Once the topic of numerous protests, the complex that houses both the city hall and the national opera house has now become a modern Amsterdam landmark.
The desire to build a new opera house for the residents of Amsterdam as well as a new city hall dates back to the second decade of the twentieth century, when city officials first began discussing the idea.
However, it wasn’t until the post-World War II era that plans were considered in earnest. City officials chose a site near the Waterlooplein at the bend of the Amstel River, and further discussion ensued as to the design. An architectural firm was chosen in 1955 then later rejected. Finally, in 1967, the city held a worldwide competition to determine a new design for both buildings. Viennese architect Wilhelm Holzbauer was chosen.
Again, plans were put on hold. In 1979, Holzbauer proposed the combination of the two buildings. His idea was met with positive reaction. A new architect, Cees Dam, took over for Holzbauer in 1980 and the project was approved by city residents in 1981.
Rejecting the Idea
Not everyone was happy about the idea for the Stopera – the preferred name for the project, derived from combining two words: stadhuis (the Dutch word for city hall) and opera. Tens of medieval buildings had to be demolished for the construction of this postmodern building.

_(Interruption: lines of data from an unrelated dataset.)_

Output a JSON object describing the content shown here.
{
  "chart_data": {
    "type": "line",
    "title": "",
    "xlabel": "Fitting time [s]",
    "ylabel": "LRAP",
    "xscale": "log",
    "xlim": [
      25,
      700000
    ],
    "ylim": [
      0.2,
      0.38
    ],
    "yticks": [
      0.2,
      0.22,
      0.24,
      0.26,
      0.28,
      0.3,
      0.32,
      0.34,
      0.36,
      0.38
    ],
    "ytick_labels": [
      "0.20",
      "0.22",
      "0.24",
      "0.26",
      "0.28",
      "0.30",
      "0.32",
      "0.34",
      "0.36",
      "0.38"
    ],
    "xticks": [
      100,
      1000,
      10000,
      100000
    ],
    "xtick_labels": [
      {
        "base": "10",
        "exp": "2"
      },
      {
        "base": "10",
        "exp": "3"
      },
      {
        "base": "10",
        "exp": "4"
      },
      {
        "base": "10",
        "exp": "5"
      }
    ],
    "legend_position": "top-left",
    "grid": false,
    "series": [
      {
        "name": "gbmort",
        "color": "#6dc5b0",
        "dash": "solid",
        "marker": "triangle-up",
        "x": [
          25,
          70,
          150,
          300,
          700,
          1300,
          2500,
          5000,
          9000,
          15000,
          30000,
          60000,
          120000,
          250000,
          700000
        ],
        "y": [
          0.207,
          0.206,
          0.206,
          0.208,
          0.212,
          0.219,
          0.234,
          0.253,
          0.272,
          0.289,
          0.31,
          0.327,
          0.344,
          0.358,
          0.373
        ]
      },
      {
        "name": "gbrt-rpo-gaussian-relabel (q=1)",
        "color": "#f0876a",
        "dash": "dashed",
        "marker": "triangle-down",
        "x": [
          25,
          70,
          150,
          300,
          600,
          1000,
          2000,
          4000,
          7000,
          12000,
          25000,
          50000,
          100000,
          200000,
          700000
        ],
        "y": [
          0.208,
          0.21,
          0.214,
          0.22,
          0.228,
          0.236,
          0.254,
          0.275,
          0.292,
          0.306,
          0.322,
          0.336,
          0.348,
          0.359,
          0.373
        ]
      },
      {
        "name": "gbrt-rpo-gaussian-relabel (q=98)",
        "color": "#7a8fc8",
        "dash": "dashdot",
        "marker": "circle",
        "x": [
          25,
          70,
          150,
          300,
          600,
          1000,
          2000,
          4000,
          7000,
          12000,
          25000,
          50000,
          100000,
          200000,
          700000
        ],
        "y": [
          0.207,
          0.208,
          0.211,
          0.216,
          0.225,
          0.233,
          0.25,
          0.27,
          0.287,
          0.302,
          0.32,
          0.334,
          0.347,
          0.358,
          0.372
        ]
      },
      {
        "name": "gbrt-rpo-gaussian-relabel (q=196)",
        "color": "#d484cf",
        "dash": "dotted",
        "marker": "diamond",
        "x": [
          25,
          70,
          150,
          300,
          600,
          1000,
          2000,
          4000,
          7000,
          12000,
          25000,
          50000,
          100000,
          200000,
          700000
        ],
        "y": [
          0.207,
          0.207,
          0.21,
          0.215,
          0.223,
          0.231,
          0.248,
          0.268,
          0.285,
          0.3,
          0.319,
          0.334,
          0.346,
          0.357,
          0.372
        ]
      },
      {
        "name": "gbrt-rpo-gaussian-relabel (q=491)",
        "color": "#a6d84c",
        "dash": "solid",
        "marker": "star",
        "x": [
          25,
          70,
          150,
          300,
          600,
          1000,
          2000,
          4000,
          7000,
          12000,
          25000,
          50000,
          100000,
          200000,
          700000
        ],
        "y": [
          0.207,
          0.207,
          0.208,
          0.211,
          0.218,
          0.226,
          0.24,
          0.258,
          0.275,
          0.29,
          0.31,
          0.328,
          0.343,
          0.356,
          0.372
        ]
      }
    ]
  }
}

Many citizens, who staged many protests during the 1970s and 1980s (some very violent), opposed the Stopera and were eager to let their feelings be known. Despite their tactics, however, the project was completed, though it went drastically over budget. The Muziektheater opened in 1986 and City Hall in 1988.
The Muziektheater is now a shining star in Amsterdam’s cultural scene. The curved block-type building with glass facade faces the city and provides stunning views of the Amstel River. Guests can enjoy not only world-class opera performances by De Nederlandse Opera, but also productions by the Nationale Ballet and a number of visiting modern dance companies, as well as other assorted concerts.
The building itself, however, still feels out of place. It is not very well integrated in Amsterdam’s otherwise homogeneous historic center and its architecture is more suited to that of a mall rather than that of a city hall, never mind an opera house.